Early Life And Training
Watson was born April 6, 1928, in Chicago, Illinois. He showed his brilliance early, finishing high school in two years and appearing as one of the original "Quiz Kids," on a popular 1940s radio show of the same name. He was graduated from the University of Chicago in 1947 with a B.S. in zoology, reflecting an early love of birds. He did his doctoral work at Indiana University in genetics, and earned a Ph.D. in 1950. He was drawn to Indiana by the chance to work with Hermann Joseph Muller, who had been one of Thomas Hunt Morgan's associates in the famous "fly room" at Columbia University, and who had received a Nobel Prize for his discoveries in genetics. Watson's thesis adviser and principal mentor was Salvador Luria, who, along with Max Delbrück, had established bacterial genetics as the experimental system in which most of the major discoveries in molecular biology were to be made. Watson's thesis was on the effect of X rays on the multiplication of a bacterial virus, called phage.
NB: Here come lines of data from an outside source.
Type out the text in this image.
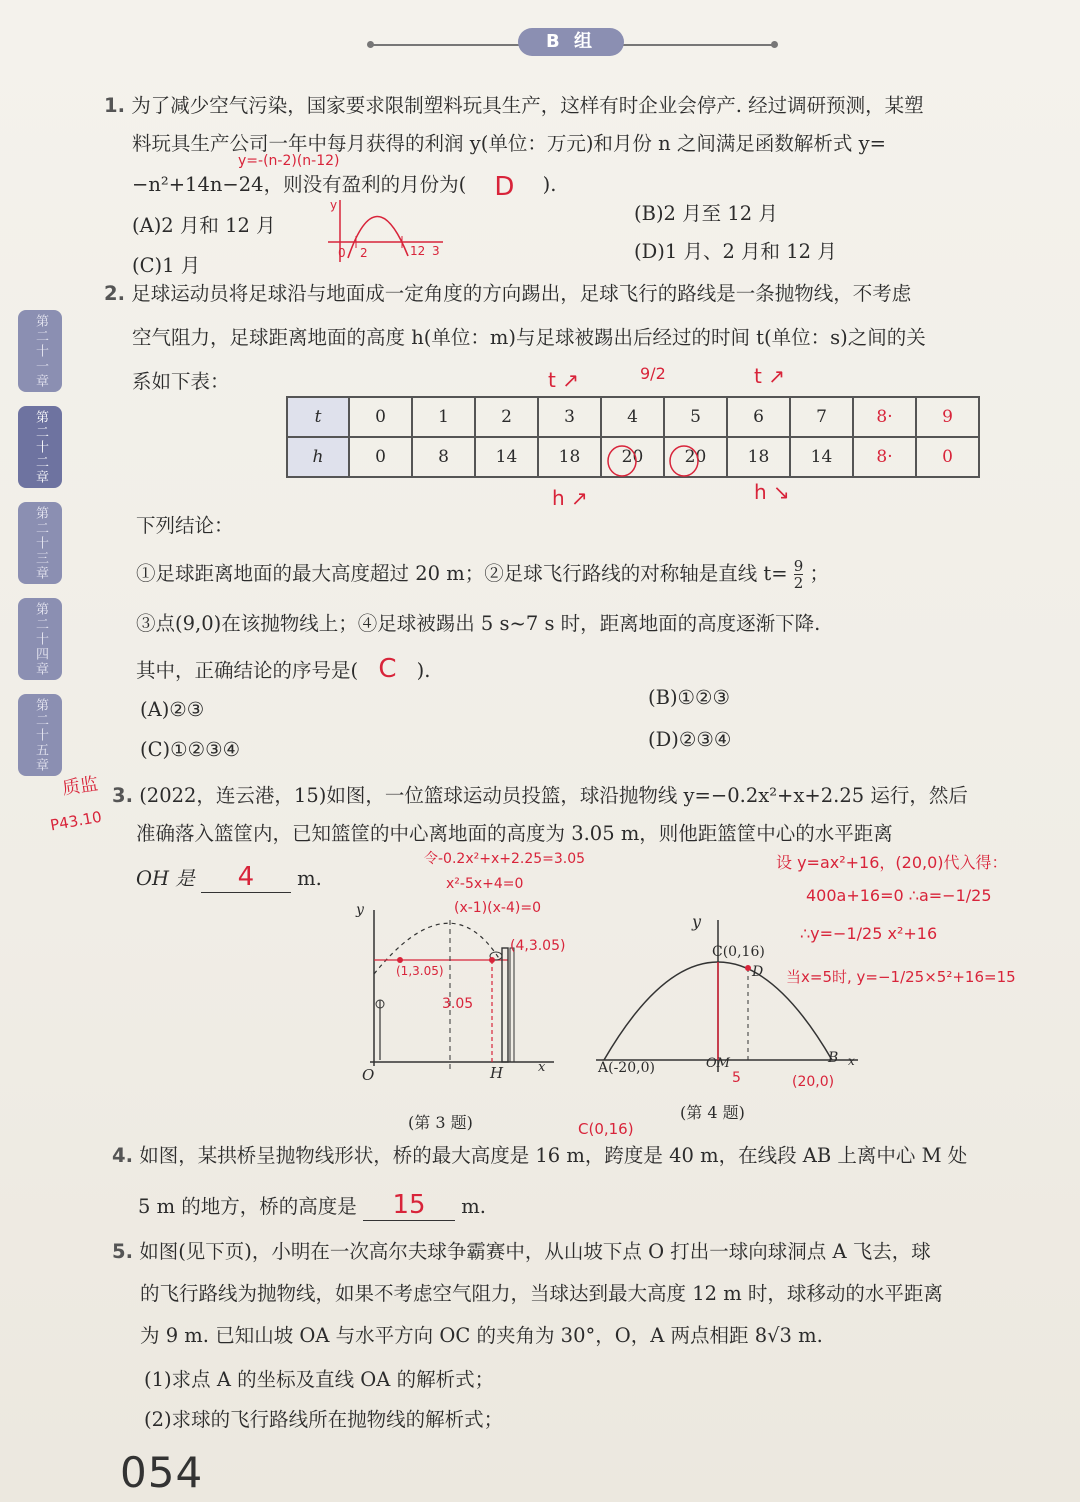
B 组
第二十一章
第二十二章
第二十三章
第二十四章
第二十五章
1. 为了减少空气污染，国家要求限制塑料玩具生产，这样有时企业会停产. 经过调研预测，某塑
料玩具生产公司一年中每月获得的利润 y(单位：万元)和月份 n 之间满足函数解析式 y=
y=-(n-2)(n-12)
−n²+14n−24，则没有盈利的月份为( D ).
(A)2 月和 12 月
(B)2 月至 12 月
(C)1 月
(D)1 月、2 月和 12 月
y
0 2	12 3
2. 足球运动员将足球沿与地面成一定角度的方向踢出，足球飞行的路线是一条抛物线，不考虑
空气阻力，足球距离地面的高度 h(单位：m)与足球被踢出后经过的时间 t(单位：s)之间的关
系如下表：	t ↗	9/2	t ↗
t	0	1	2	3	4	5	6	7	8·	9
h	0	8	14	18	20	20	18	14	8·	0
h ↗	h ↘
下列结论：
①足球距离地面的最大高度超过 20 m；②足球飞行路线的对称轴是直线 $t= \frac{9}{2}$ ；
③点(9,0)在该抛物线上；④足球被踢出 5 s~7 s 时，距离地面的高度逐渐下降.
其中，正确结论的序号是( C ).
(A)②③
(B)①②③
(C)①②③④	(D)②③④
质监
P43.10
3. (2022，连云港，15)如图，一位篮球运动员投篮，球沿抛物线 y=−0.2x²+x+2.25 运行，然后
准确落入篮筐内，已知篮筐的中心离地面的高度为 3.05 m，则他距篮筐中心的水平距离
OH 是 4 m.
令-0.2x²+x+2.25=3.05
x²-5x+4=0
(x-1)(x-4)=0
y
O	H	x
(1,3.05)
(4,3.05)
3.05
(第 3 题)
设 y=ax²+16，(20,0)代入得：
400a+16=0 ∴a=−1/25
∴y=−1/25 x²+16
当x=5时, y=−1/25×5²+16=15
y
C(0,16)
D
A(-20,0)
B x
OM
5	(20,0)
(第 4 题)
C(0,16)
4. 如图，某拱桥呈抛物线形状，桥的最大高度是 16 m，跨度是 40 m，在线段 AB 上离中心 M 处
5 m 的地方，桥的高度是 15 m.
5. 如图(见下页)，小明在一次高尔夫球争霸赛中，从山坡下点 O 打出一球向球洞点 A 飞去，球
的飞行路线为抛物线，如果不考虑空气阻力，当球达到最大高度 12 m 时，球移动的水平距离
为 9 m. 已知山坡 OA 与水平方向 OC 的夹角为 30°，O，A 两点相距 8√3 m.
(1)求点 A 的坐标及直线 OA 的解析式；
(2)求球的飞行路线所在抛物线的解析式；
054
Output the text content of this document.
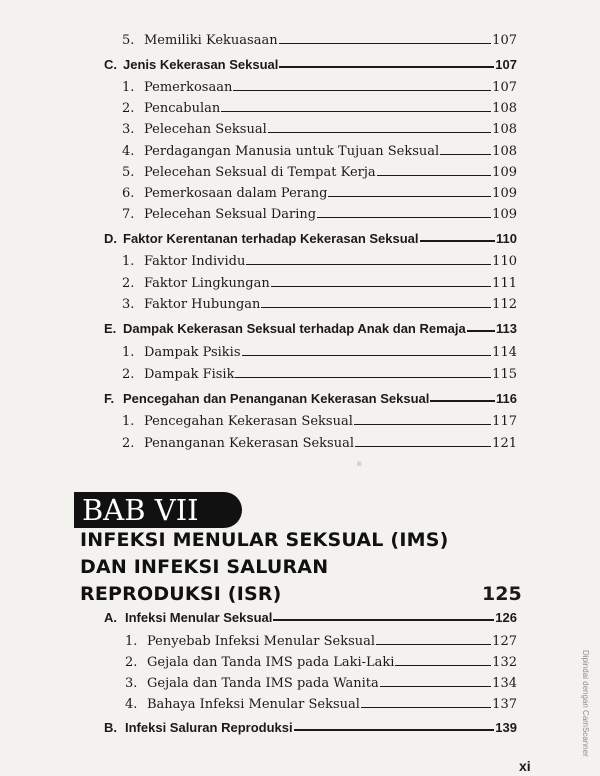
.
5. Memiliki Kekuasaan	107
C. Jenis Kekerasan Seksual	107
1. Pemerkosaan	107
2. Pencabulan	108
3. Pelecehan Seksual	108
4. Perdagangan Manusia untuk Tujuan Seksual	108
5. Pelecehan Seksual di Tempat Kerja	109
6. Pemerkosaan dalam Perang	109
7. Pelecehan Seksual Daring	109
D. Faktor Kerentanan terhadap Kekerasan Seksual	110
1. Faktor Individu	110
2. Faktor Lingkungan	111
3. Faktor Hubungan	112
E. Dampak Kekerasan Seksual terhadap Anak dan Remaja 113
1. Dampak Psikis	114
2. Dampak Fisik	115
F. Pencegahan dan Penanganan Kekerasan Seksual	116
1. Pencegahan Kekerasan Seksual	117
2. Penanganan Kekerasan Seksual	121
BAB VII
INFEKSI MENULAR SEKSUAL (IMS)
DAN INFEKSI SALURAN
REPRODUKSI (ISR)	125
A. Infeksi Menular Seksual	126
1. Penyebab Infeksi Menular Seksual	127
2. Gejala dan Tanda IMS pada Laki-Laki	132
3. Gejala dan Tanda IMS pada Wanita	134
4. Bahaya Infeksi Menular Seksual	137
B. Infeksi Saluran Reproduksi	139
xi
Dipindai dengan CamScanner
Watson continued to study phage as a postdoctoral student in Copenhagen, Denmark where he worked from 1950 to 1951. While there, he met Maurice Wilkins, and for the first time saw the X-ray diffraction images generated in Wilkins's lab by Rosalind Franklin. Watson quickly decided to turn his attention to discovering the structure of important biological molecules, including DNA and proteins. By that time, DNA had been shown to be the genetic molecule, and it was believed that it somehow carried the instructions for making proteins, which actually perform most of the work in a cell.